Sudden Infant Death Syndrome (SIDS) which is also known ‘cot death,’ is the sudden, unexpected and unexplained death of a baby for no obvious reason. Sometimes a post mortem can reveal a cause of death, but the deaths which remain unexplained after post mortem are recorded as a Sudden Infant Death. The number of SIDS death has fallen over the past 25 years and currently there are around 247 unexplained infant deaths of babies and toddlers every year in the UK. It still accounts for a quarter of all deaths between 1 month and 1 year of age in the UK.
Anne Diamond and the Back to Sleep Campaign
The terms cot death, sudden infant death and SIDS was recognised in the UK as a registered cause of death in 1971. From this time until 1982 there was an increasing interest and recognition of cot deaths. The cot death rate rose to 2.1 per thousand live births in 1988.
In 1991, Anne Diamond, a UK TV presenter who was at the height of her fame, lost her son Sebastian to a cot death one night and she received a lot of unwanted media attention as the family grieved. As the months went on, however, Anne began researching SIDS and found that for many years, experts had recommended infants should sleep on their tummies to prevent reflux, and this was still the official advice. She then visited the Foundation for the Study of Sudden Infant Death (the Lullaby Trust) shortly after Sebastian died and found them connecting “sleep position” with cot death. Shortly after this, research was published in many countries, including the UK, which showed that putting babies to sleep on their backs was a major factor in reducing infant mortality. Anne was instrumental in setting up a working party to advise the government on research into SIDS, and from there she secured support of UK health professionals and raised funding to begin a national Back to Sleep Campaign with the National Childbirth Trust (NCT), to ensure the message got out that babies should be put to sleep on their back instead of their front. The government launched its own campaign to reduce SIDS 2 years later in 1993.

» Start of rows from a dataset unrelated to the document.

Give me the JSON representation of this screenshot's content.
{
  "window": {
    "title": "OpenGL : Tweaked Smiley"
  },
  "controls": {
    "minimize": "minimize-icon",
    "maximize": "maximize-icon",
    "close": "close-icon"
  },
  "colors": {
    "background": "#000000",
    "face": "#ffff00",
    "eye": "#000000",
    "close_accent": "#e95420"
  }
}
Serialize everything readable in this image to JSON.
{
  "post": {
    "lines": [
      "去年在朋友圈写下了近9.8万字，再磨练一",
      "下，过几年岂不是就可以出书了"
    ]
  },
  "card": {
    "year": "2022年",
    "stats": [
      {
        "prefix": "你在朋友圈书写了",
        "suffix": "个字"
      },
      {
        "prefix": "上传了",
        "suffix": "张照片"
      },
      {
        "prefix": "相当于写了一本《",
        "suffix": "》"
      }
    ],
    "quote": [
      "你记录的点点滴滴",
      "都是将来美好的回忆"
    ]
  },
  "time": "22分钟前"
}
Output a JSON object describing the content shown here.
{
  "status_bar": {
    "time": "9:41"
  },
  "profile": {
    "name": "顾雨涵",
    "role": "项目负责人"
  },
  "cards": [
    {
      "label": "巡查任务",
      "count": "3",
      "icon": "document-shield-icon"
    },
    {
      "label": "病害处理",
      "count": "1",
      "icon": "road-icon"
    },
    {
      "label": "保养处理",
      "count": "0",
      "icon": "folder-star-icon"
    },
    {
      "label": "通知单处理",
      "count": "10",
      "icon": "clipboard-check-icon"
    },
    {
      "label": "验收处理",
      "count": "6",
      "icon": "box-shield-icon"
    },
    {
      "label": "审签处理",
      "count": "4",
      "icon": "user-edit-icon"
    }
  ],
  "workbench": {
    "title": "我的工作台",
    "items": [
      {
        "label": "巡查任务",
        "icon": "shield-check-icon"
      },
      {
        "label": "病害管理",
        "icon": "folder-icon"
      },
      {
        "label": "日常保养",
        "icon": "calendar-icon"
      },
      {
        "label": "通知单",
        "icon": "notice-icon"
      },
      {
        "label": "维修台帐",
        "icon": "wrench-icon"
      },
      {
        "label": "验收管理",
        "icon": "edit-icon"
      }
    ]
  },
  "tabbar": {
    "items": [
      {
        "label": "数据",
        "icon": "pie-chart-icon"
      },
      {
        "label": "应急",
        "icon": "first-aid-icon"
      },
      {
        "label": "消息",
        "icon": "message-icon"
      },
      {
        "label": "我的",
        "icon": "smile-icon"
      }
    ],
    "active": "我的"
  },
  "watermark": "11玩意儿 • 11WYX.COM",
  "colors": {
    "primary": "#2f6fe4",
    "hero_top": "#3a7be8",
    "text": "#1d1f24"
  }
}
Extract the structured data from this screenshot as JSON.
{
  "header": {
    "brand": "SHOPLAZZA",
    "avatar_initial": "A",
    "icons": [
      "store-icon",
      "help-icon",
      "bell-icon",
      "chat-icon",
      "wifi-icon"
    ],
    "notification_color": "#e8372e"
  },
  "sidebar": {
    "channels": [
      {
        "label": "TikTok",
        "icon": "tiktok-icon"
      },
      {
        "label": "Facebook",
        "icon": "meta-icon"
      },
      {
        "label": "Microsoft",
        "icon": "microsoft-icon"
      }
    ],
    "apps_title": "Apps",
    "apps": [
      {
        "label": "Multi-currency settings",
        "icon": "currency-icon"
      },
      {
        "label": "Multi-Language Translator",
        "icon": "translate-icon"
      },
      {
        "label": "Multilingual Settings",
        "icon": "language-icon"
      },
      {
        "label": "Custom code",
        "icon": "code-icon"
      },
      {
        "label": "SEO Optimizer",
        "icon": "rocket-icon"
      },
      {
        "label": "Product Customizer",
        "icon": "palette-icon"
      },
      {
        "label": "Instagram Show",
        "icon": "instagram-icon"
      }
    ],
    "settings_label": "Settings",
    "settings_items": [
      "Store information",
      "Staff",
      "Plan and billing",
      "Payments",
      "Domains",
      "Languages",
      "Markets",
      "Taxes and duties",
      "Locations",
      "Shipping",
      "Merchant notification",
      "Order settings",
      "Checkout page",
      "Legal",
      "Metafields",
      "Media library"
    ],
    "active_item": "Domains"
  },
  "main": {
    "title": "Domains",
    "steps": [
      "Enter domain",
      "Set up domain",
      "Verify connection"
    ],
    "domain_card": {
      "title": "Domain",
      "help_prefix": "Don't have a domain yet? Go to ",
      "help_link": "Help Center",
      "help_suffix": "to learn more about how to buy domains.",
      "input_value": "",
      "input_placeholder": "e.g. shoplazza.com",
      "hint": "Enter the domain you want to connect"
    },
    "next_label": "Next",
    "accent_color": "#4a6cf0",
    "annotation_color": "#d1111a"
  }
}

The health campaign was extremely successful. Figures from the Lullaby Trust show in 1989 there were 1,545 SIDS cases in the UK. In 1992, the year after the Back to Sleep campaign was launched, this figure fell to 647. That’s an incredible 58% decrease in infan cot deaths, from an extremely simple message, which cost nothing to implement except a behaviour change from health professionals to parents. Anne suffered from the media when Sebastian died from invasion of her privacy but as she was so well known the media also helped her to spread the message and drive a very successful health promotion campaign.
To find out more about Anne Diamond’s story watch here:
SIDS Risk Factors
Although there is still a lot of mystery surrounding SIDS, we do know much more than we did in 1991. Peak incidence of SIDS occurs between 1 and 3 months of age although events can occur in babies up to 12 months of age. We also now know that risk factors can be:
- exposure to tobacco smoke (pre and postnatal)
- prone (tummy) and side sleeping
- bed-sharing during sleep
- a sleeping environment which includes soft mattress or sofa, which can also increase the risk of suffocation
- overheating by placing too many layers of clothes or bedding on a baby
- viral infections, especially colds and congestion
There are certain measures you can take to help protect against and prevent SIDS.These include:
- Avoiding prenatal and postnatal smoke exposure
- Placing an infant on their back and not on their front when sleeping
- Ensuring a safe sleeping environment using firm mattresses with tightly fitted sheets. Do not overwrap the baby in sheets and clothing, do not sleep with the baby in sofas and armchairs or using pillows
- Leaving the baby’s head exposed and not covered when sleeping
- Avoiding bed-sharing where possible, as it increases the risk with a child under three months, especially with a parent who has consumed alcohol, drugs or who smokes
- Use of a pacifier during sleep
- Immunisation against illnesses and infections
- Breastfeeding, as this helps with respiratory function and quality of sleep.
Graph showing 2.1 SIDS deaths per 1000 live births in 1988 and reduction after Back to Sleep campaign in 1991 to 0.7 in 1992.